I'm not quite sure what, but I was going to feel something better and it didn't happen. I took that next thing and I still had the anxiety to take the next one and take the next one and I wanted the next one. And I, like you have come to the space where I just am not in that drive. I don't need to take the next one. I've actually reversed. I'm like now looking at my licensure going, no, I actually have to take something so that I can keep my licensure. I haven't taken anything all year.
But it's not that I haven't done things. It's just, that's not the focus. And I think there's something so huge in the way that you said, like you're just at this space where you're no longer trying to, and I hadn't keyed into maybe I'm trying to fix me in a way by helping other people, by making, know, giving them that support and pouring me into that work life that there was something that I was needing.
Speaker 2 (08:53)
Yeah.
Speaker 1 (09:15)
on something that I was trying to subconsciously fix and change. And when you highlighted that, was like, that's huge.
Speaker 2 (09:26)
Yeah, I think I didn't know how to do it for myself. And so then trying to do that to somebody else, almost like vicariously getting care or attention. But it's funny because it wouldn't even, it wouldn't even work out. And now that I don't care as much, now that I don't care as much, I've gotten like more calls from clients,
People are more interested in seeing me, maybe because I don't have like that anxiousness, you know, or I'm not presenting with that anxiousness or I'm not like, come talk to me or I can, I'm probably just not putting that off and I have maybe more security in myself. So, and then that ends up showing to people.
Speaker 1 (10:19)
Yes. I think that's huge. Cause I found similar where when I don't have that, I want, I need where the clients, where can I do that driving pushing energy? When I saw that it's like there's a detachment and the energy shifts and it becomes an easier flow with clients when I'm not really looking in that same drive of clients. Yeah.
Speaker 2 (10:44)
Yeah, they stay in. And are you familiar with IFS?
Speaker 1 (10:48)
I am. Yeah. So tell a little bit about IFS for the listeners,
Speaker 2 (10:52)
I love internal family systems. It'll get called like parts work from people. And it was developed. It's interesting because it's not really something that the guy in America, Schwartz, who's like presented this in this like Western study through, you like you can go to the trainings and get certified in it.
It's like he'll even say it's not that he actually developed it. I mean, he noticed that people work this way, that people have multiple parts in their system, that they have parts of them that are protecting other parts, parts that aren't working together, that we have this, it's like inherent fullness, like our cell, actual self. And some people might call it your soul or your heart or your spirit. It kind of depends on what
you know what your belief system is or what if you're spiritual, how that kind of falls in for you. So we work this way. And when our parts are holding wounds, either from our traumas, or they could be from our family's traumas, like they get passed down. And they're carrying those things, it we're not we the relationship with our authentic self.
is not there and then we don't get to be ourselves. We're more our wounds than we are ourselves. And it's like having a whole bunch of kids that don't have a parent kind of running the shelf. it is used for, it's really gentle and it's really helpful for people who have had a lot of trauma.

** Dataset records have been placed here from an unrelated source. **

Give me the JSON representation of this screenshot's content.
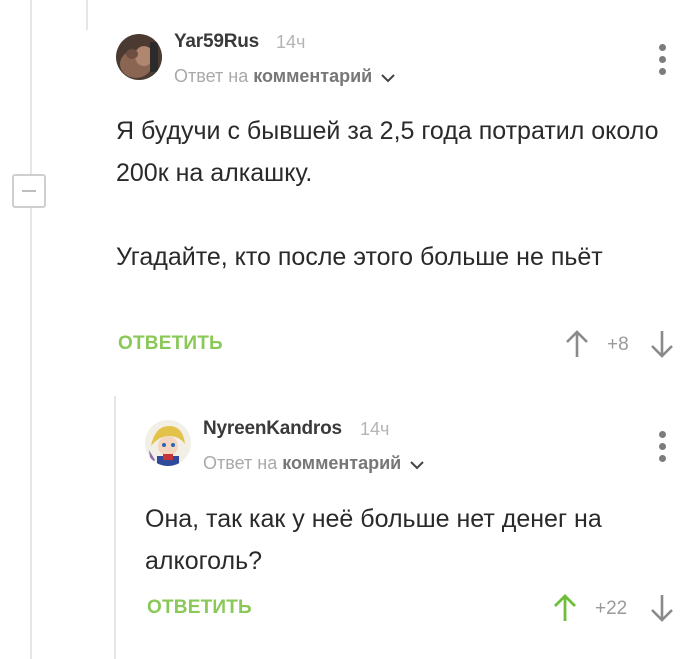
{
  "ui": {
    "colors": {
      "accent_green": "#8ac858",
      "upvoted_green": "#6dbf3a",
      "muted": "#9a9a9a"
    }
  },
  "comments": [
    {
      "author": "Yar59Rus",
      "time": "14ч",
      "reply_prefix": "Ответ на",
      "reply_target": "комментарий",
      "body": [
        "Я будучи с бывшей за 2,5 года потратил около 200к на алкашку.",
        "Угадайте, кто после этого больше не пьёт"
      ],
      "reply_label": "ОТВЕТИТЬ",
      "score": "+8",
      "upvoted": false
    },
    {
      "author": "NyreenKandros",
      "time": "14ч",
      "reply_prefix": "Ответ на",
      "reply_target": "комментарий",
      "body": [
        "Она, так как у неё больше нет денег на алкоголь?"
      ],
      "reply_label": "ОТВЕТИТЬ",
      "score": "+22",
      "upvoted": true
    }
  ]
}
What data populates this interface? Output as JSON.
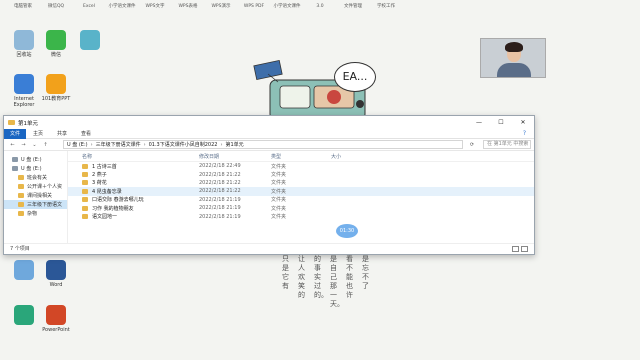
{
  "desktop": {
    "top_labels": [
      "电脑管家",
      "微信QQ",
      "Excel",
      "小学语文课件",
      "WPS文字",
      "WPS表格",
      "WPS演示",
      "WPS PDF",
      "小学语文课件",
      "3.0",
      "文件管理",
      "学校工作"
    ],
    "icons": [
      {
        "label": "回收站",
        "color": "#8fb8d8"
      },
      {
        "label": "微信",
        "color": "#3bb54a"
      },
      {
        "label": "",
        "color": "#59b3c9"
      },
      {
        "label": "Internet Explorer",
        "color": "#3a7ed6"
      },
      {
        "label": "101教育PPT",
        "color": "#f2a11b"
      },
      {
        "label": "",
        "color": "#6fa8dc"
      },
      {
        "label": "Word",
        "color": "#2b5797"
      },
      {
        "label": "",
        "color": "#2aa67a"
      },
      {
        "label": "PowerPoint",
        "color": "#d24726"
      }
    ],
    "bubble_text": "EA...",
    "poem_columns": [
      "只是它有",
      "让人欢笑的",
      "的事实过的。",
      "是自己那一天。",
      "看不能也许",
      "是忘不了"
    ]
  },
  "window": {
    "title": "第1单元",
    "ribbon": {
      "file": "文件",
      "home": "主页",
      "share": "共享",
      "view": "查看"
    },
    "controls": {
      "min": "—",
      "max": "☐",
      "close": "✕"
    },
    "nav": {
      "back": "←",
      "forward": "→",
      "up": "↑"
    },
    "address": [
      "U 盘 (E:)",
      "三年级下册语文课件",
      "01.3下语文课件小凤自制2022",
      "第1单元"
    ],
    "search_placeholder": "在 第1单元 中搜索",
    "sidebar": [
      {
        "label": "U 盘 (E:)",
        "kind": "drive",
        "indent": false,
        "selected": false
      },
      {
        "label": "U 盘 (E:)",
        "kind": "drive",
        "indent": false,
        "selected": false
      },
      {
        "label": "班会有关",
        "kind": "folder",
        "indent": true,
        "selected": false
      },
      {
        "label": "公开课＋个人资",
        "kind": "folder",
        "indent": true,
        "selected": false
      },
      {
        "label": "课间操相关",
        "kind": "folder",
        "indent": true,
        "selected": false
      },
      {
        "label": "三年级下册语文",
        "kind": "folder",
        "indent": true,
        "selected": true
      },
      {
        "label": "杂物",
        "kind": "folder",
        "indent": true,
        "selected": false
      }
    ],
    "columns": {
      "name": "名称",
      "date": "修改日期",
      "type": "类型",
      "size": "大小"
    },
    "rows": [
      {
        "name": "1 古诗三首",
        "date": "2022/2/18 22:49",
        "type": "文件夹"
      },
      {
        "name": "2 燕子",
        "date": "2022/2/18 21:22",
        "type": "文件夹"
      },
      {
        "name": "3 荷花",
        "date": "2022/2/18 21:22",
        "type": "文件夹"
      },
      {
        "name": "4 昆虫备忘录",
        "date": "2022/2/18 21:22",
        "type": "文件夹"
      },
      {
        "name": "口语交际 春游去哪儿玩",
        "date": "2022/2/18 21:19",
        "type": "文件夹"
      },
      {
        "name": "习作 我的植物朋友",
        "date": "2022/2/18 21:19",
        "type": "文件夹"
      },
      {
        "name": "语文园地一",
        "date": "2022/2/18 21:19",
        "type": "文件夹"
      }
    ],
    "overlay_bubble": "01:30",
    "status": "7 个项目"
  }
}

because all those like triggers that you feel or the sensitivities or power dynamics, all of those things are the wounds of your parts. So it acknowledges those aspects of yourself and it acknowledges those wounds and it can help you heal those wounds so your parts don't disappear and you get a better relationship with them. But the wounds that they're carrying, those feelings, those triggers,
you know, the physical sensations that are being held from something in the past, those are able to find some other way, either maybe you're releasing them or it, you know, it's really individual on what happens. that, and even matching that with like somatic experiencing, I was thinking about this today, where something like somatic experiencing where you're noticing, you know, what's going on with you.
maybe in a hand gesture or the way that your throat feels. I was like, these are all parts of yourself, right? Like these are all parts that are coming up. And so the internal family systems is like, it takes that into consideration. And I feel like it's even a more gentle approach because it's not like the practitioner is not pointing it out in the client, but they're,
maybe asking questions or getting curious so then the client can discover it themselves, which I think is really important when you've had trauma, but if somebody's overpowered you or told you what was wrong with you, any kind of like control like that, there's usually, you know, there's a part of you that comes up that can feel like defensive, protective, or shame, but when you start to get that relationship inside of your, with yourself and with your parts and you're doing it,
with somebody else, it's very empowering.
Speaker 1 (14:47)
Yeah, and I love the curiosity about it, where we show some curiosity so that you can have self discovery. It is very different than just a straight like talk therapy. Very different than just for the listeners to understand it is a very different approach, but it is looking at little segments of you little parts of you in the whole and how it
impacts the whole. And I think it's a non-judgmental way to really get curious about what's going on.
Speaker 2 (15:21)
yeah, it's neat. it makes a lot of sense to me. And at first it was like, when I first started working with a practitioner, I was like, okay, I'm interested in this, but don't like bring it up to me. I don't want you telling, I don't want you saying anything to me, anything about parts, anything. I was like, I'd been in mental institutions when I was younger. I was like, I don't want to feel like I'm crazy or that there's something, you know, and she was so patient.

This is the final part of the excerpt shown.